Riak at inagist.com
At inagist.com we have been using Riak and yes we are loving it. We moved away from Cassandra after it started taxing our limited resources. The nice thing about Cassandra was the data model. Super columns allowed us to store metadata for a resource as needed. For example the retweets and replies of a tweet were stored in their own super columns associated with a tweet and we could pull it out as needed. Concurrency issues were also not a bother. We could do simultaneous updates to columns and super columns and not worry about data consistency issues. This is seriously tricky when maintaining tweet statistics. Popular tweets keep getting retweeted and replied to concurrently by many people.
When looking for alternatives Riak was our first choice primarily because of it being in Erlang and since it had a map-reduce option which looked seriously promising. The ability to have a choice of backends was another compelling factor. Here are some of the interesting stuff that we have worked out in using Riak.

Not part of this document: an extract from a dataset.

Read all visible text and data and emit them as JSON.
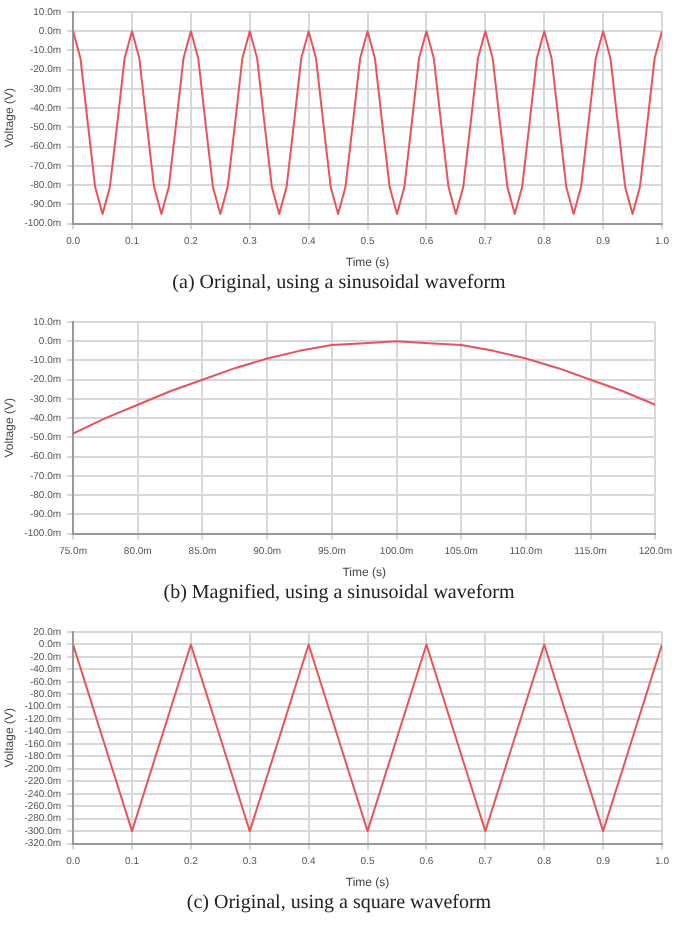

Using the Data model to our advantage
At the heart of Riak everything is a key-value. All metadata is associated with the value and has to be read and updated as a single unit. The most interesting metadata is of-course the Links that you store along with a keys value. Interesting because Riak's map reduce has an extra option called link walking. This allows you to filter the links on a document by tag or bucket and feed the linked documents to the next phase. Infact Riak's map-reduce allows you to have any combination of link, map, reduce options to process your data. And yes these are optional too. So infact you can have a link-reduce, link-link-reduce or link-link type queries too.
Why is this interesting? It allows us to store metadata on a seperate resource and link it to the main resource. Meaning we could have say 10 buckets storing the ids of the retweets as Links and the main resource has a link to these 10 buckets. You could parse through this list of with a link-link query. This reduces the contention on one resource for updates, parallelizes the read and spreads it across the cluster. We store replies and retweet details of a tweet in this model.
A link has three attributes Bucket, Key and Tag. Its supposed to refer to a Bucket and Key if you intend to further get data out of the linked document. But if you know what you are upto this allows to do for some serious extra data management. We currently store some tweet meta-data in Bucket and Key with a well known tag. When we later want to query for all replies to a
tweet we do a link-link-reduce on well known tags and get the replies or retweets out. I'm not getting into specifics but it should give you the idea.
Interfacing with Riak
Most references point to using Riak via the HTTP interface or via the protocol buffers client. Great if you are working from a non Erlang environment.
We currently use the built in client for Riak over the protocol buffers client. With the main processing being in Erlang, and being a distributed app at that, there was no point in going thru extra layers to get into Riak. This also gives us some interesting options, like for example the "Your Friends" tab on the conversations page that you see once you log into inagist.com. This does a link-link-reduce-reduce where an extra reduce talks to remote erlang process for the logged in user to filter out only replies from his followers. See it in action on a popular tweet like this one from @BarackObama. Mind you the "Your Friends" feature will work only after your account is enabled on inagist.com, but the Popular tab works for anyone and pulls out only the replies which are of interest.
Storage options
And yes the back-end, currently we run the innostore back-end based on Embedded Innodb. This kind of makes Riak a distribution layer over a trusted storage layer. Of the back-ends available this has worked best for us giving a consistent performance along with being reasonable on the resource usage. But the biggest factor here is that it gives an option to plugin what you want like the trial we did with Tokyo Cabinet.
Our biggest bottle neck now is the disk space, we keep pruning the data set at a failry fast pace, roughly one week of data is all that we hold. We get a little above 5 million tweets a day from the twitter pipe and we keep cleaning out as the disks fill up.
A big thank you to the guys at Basho for Riak, its seriously awesome.